Question

a stone is projected at a cliff of height h with initial speed of 42.0 m/s directed at an angle of 60 degrees above the horizontal. The stone strikes at A, 5.50s after launching. Find the height of the cliff, the speed of the stone just before the impact at A, and the max height H reached above the ground

Answer 1

Height of building = 51.81 meter

At point A

Speed in horizontal direction = 21 m/s

Speed in vertical direction = -17.585 m/s

Maximum height reached = 119.23 meter

Step-by-step explanation:

We have equation of motion ,
`s= ut+(1)/(2) at^2`, s is the displacement, u is the initial velocity, a is the acceleration and t is the time.

Vertical motion of stone ( up direction is positive):

Initial velocity = 42 sin 60 = 36.37 m/s, acceleration = -9.81
`m/s^2`, t = 5.50 seconds, we need to calculate s.

`s=36.37*5.5-(1)/(2) *9.8*5.5^2\\ \\ =51.81 meter`

So height of building = 51.81 meter

Speed of stone is divided in to 2 parts

Speed in horizontal direction remains constant = 42 cos 60 = 21 m/s

Speed in vertical direction

We have equation of motion, v = u + at, where v is the final velocity, u is the initial velocity, a is the acceleration and t is the time taken.

u = 36.37 m/s, a = -9.81
`m/s^2` and t = 5.5 seconds

v = 36.37 - 9.81*5.5 = -17.585 m/s (towards down direction)
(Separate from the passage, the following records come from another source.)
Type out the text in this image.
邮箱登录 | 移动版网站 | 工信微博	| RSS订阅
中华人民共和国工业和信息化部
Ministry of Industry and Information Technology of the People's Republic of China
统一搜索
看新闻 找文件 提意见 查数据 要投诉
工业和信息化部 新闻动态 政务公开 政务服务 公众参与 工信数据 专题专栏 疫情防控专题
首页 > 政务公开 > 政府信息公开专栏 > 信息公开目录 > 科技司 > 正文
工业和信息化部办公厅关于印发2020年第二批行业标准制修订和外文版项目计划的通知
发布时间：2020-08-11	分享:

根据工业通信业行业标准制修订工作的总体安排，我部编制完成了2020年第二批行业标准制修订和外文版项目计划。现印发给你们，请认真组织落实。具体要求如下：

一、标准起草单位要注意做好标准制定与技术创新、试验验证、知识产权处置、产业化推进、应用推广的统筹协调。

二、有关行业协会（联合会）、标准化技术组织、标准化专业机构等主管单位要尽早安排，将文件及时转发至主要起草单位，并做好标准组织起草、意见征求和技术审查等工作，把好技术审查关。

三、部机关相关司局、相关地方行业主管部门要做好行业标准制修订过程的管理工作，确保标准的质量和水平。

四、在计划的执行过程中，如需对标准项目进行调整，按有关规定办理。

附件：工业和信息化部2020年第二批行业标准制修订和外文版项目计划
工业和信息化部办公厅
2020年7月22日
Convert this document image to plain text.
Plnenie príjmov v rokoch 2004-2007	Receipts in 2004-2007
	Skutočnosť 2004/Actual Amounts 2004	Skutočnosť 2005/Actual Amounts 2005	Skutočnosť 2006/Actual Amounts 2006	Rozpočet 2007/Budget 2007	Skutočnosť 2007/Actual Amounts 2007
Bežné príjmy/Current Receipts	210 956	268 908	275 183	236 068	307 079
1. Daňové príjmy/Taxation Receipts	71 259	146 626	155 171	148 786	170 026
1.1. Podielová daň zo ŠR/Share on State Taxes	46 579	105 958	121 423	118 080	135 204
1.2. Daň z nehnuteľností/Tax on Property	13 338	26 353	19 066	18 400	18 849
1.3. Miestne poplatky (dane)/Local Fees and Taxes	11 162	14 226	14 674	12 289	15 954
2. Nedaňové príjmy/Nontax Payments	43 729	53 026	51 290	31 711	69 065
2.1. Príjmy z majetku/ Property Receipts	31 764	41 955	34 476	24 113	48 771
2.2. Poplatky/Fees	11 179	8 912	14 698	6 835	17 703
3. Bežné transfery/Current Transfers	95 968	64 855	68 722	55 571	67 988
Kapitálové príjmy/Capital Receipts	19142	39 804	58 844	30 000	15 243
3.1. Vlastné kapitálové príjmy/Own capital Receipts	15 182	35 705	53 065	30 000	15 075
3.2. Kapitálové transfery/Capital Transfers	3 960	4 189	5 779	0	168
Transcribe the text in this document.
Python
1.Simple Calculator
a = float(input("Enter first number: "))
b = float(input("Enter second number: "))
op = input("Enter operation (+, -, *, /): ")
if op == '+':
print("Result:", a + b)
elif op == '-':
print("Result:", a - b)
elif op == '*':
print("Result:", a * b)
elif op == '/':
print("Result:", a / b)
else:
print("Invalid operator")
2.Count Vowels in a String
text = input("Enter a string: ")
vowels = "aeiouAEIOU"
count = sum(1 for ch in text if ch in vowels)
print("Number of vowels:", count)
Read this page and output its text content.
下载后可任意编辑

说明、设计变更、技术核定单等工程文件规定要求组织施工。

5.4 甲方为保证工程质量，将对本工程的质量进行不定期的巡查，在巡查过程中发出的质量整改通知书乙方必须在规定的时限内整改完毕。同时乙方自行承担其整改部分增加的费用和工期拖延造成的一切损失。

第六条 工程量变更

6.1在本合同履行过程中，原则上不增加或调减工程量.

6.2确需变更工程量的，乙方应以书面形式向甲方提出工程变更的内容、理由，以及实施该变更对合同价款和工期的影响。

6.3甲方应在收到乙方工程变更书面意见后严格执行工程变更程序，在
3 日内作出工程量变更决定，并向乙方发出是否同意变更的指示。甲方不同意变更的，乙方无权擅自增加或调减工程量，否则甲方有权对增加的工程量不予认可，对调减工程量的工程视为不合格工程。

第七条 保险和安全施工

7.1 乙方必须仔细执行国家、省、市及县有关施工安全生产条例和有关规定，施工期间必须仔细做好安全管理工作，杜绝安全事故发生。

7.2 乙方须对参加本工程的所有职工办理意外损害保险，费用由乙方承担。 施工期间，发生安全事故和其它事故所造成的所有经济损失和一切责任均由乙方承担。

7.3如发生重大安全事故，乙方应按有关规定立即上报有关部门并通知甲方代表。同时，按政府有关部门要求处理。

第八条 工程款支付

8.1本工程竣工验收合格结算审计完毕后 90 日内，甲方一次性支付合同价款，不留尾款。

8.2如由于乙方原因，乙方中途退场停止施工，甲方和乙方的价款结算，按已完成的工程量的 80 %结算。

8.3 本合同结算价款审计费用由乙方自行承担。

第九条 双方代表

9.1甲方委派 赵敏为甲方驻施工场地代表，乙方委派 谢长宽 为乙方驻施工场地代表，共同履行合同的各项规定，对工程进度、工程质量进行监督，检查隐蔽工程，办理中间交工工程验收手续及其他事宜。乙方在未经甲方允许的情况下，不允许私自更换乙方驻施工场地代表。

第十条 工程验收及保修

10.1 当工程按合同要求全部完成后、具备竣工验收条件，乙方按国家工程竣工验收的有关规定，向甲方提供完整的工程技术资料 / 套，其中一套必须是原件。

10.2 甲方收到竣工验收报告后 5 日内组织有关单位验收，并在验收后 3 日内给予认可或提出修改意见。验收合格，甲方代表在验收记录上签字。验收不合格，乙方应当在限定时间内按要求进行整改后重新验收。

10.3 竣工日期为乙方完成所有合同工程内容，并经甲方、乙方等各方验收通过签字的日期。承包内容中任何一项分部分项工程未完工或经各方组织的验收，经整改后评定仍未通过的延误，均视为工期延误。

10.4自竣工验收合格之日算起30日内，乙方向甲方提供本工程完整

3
Speed in horizontal direction = 21 m/s

Speed in vertical direction = -17.585 m/s

We have equation of motion,
`v^2=u^2+2as`, where u is the initial velocity, u is the final velocity, s is the displacement and a is the acceleration.

At maximum height, v = 0 m/s, u = 36.37 m/s and a = -9.81
`m/s^2`

`0=36.37^2-2*9.81*s\\ \\ s=67.42 meter`

So maximum height reached = 67.42+51.81 = 119.23 meter.